Une personne est orientée en psychiatrie légale lorsqu’un verdict d’inaptitude ou de non-responsabilité criminelle en raison de troubles mentaux a déterminé qu’elle a besoin de traitements plutôt qu’une sentence judiciaire par exemple, comme de la détention en milieu carcéral.
L’unité 204
C’est dans une continuité logique que l’unité 204 a vu le jour en 2019. Cette unité surspécialisée de traitement et de réadaptation en psychiatrie légale accueille des patients avec un statut de détention sous CETM pour une durée maximum de deux ans. Le défi de conception était de taille : créer un milieu de vie tout en respectant des critères de sécurité et de détention requis pour la clientèle hébergée. « C’était important de créer un environnement qui n’avait pas des allures punitives. Offrir un milieu de vie est plus propice à développer des habiletés et des compétences pour retrouver une fonctionnalité mentale et sociale », explique Anne-Renée.
L’ingrédient du succès
À la question « avez-vous des réussites? », Anne-Renée confirme en précisant qu’il faut être patient et persévérant. Elle cite des petites victoires : un patient devenu fonctionnel et apte à vivre en appartement, une personne qui ne récidive pas ou n’est pas réhospitalisée. Selon elle, l’équipe et son interdisciplinarité est, sans équivoque, la clé du succès. À la programmation s’ajoute le concept d’intervenant pivot. Ce professionnel assure la liaison entre l’interne et l’externe. Le risque de récidive augmente lorsqu’il y a un manque de continuité dans les soins et la gestion du risque. En assignant un intervenant pivot, on maintient le lien de confiance. On cultive la relation et la participation du patient dans son plan de rétablissement. « Ensemble, on trouve des solutions », une approche beaucoup plus porteuse et efficace.
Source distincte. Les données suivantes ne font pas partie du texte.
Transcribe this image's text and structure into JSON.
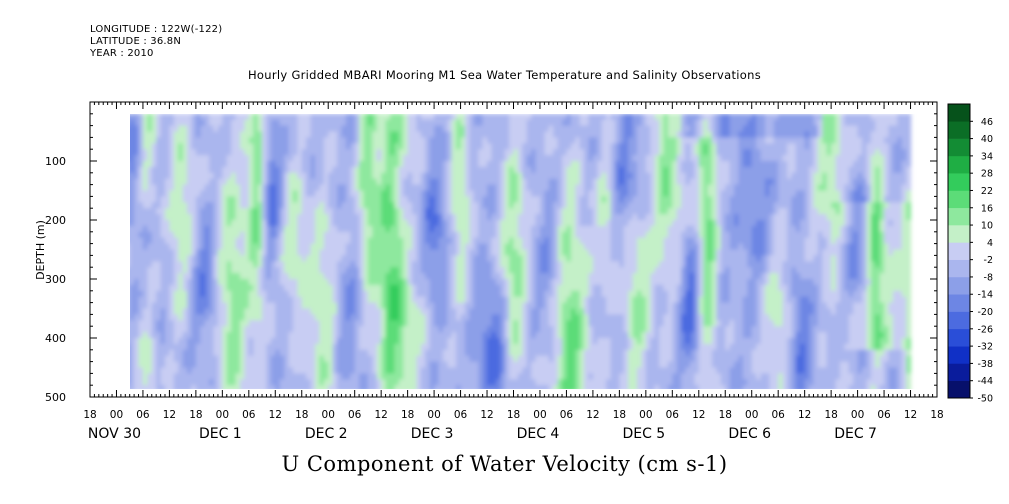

Il faut aller chercher le côté lumineux, le positif d’une personne. Identifier ses forces, l’amener à les reconnaître et à les utiliser tout en gardant en tête les facteurs de risque
L’institut, riche d’histoire
Anne-Renée et l’institut est un duo prédestiné. L’Est de Montréal, c’est son secteur depuis toujours. Choisir l’institut allait de soi. Une fois au sein de l’organisation, cette passionnée d’histoire est tombée sous le charme. « L’institut, je l’ai à cœur! », s’exclame spontanément Anne-Renée. « Il y a beaucoup d’histoire ici. Cette institution a toujours eu beaucoup d’impact dans la communauté. On faisait depuis longtemps, de façon informelle, de la psychiatrie légale. Mon arrivée est associée aux débuts de la pratique formelle de la psychiatrie légale. Nous avons été novateurs. Je suis fière d’être parmi les pionniers de ce champ de pratique en sein de l’institut ». Aujourd’hui, le programme fait office de référence auprès de la communauté d’autres professionnels qui s’en inspirent.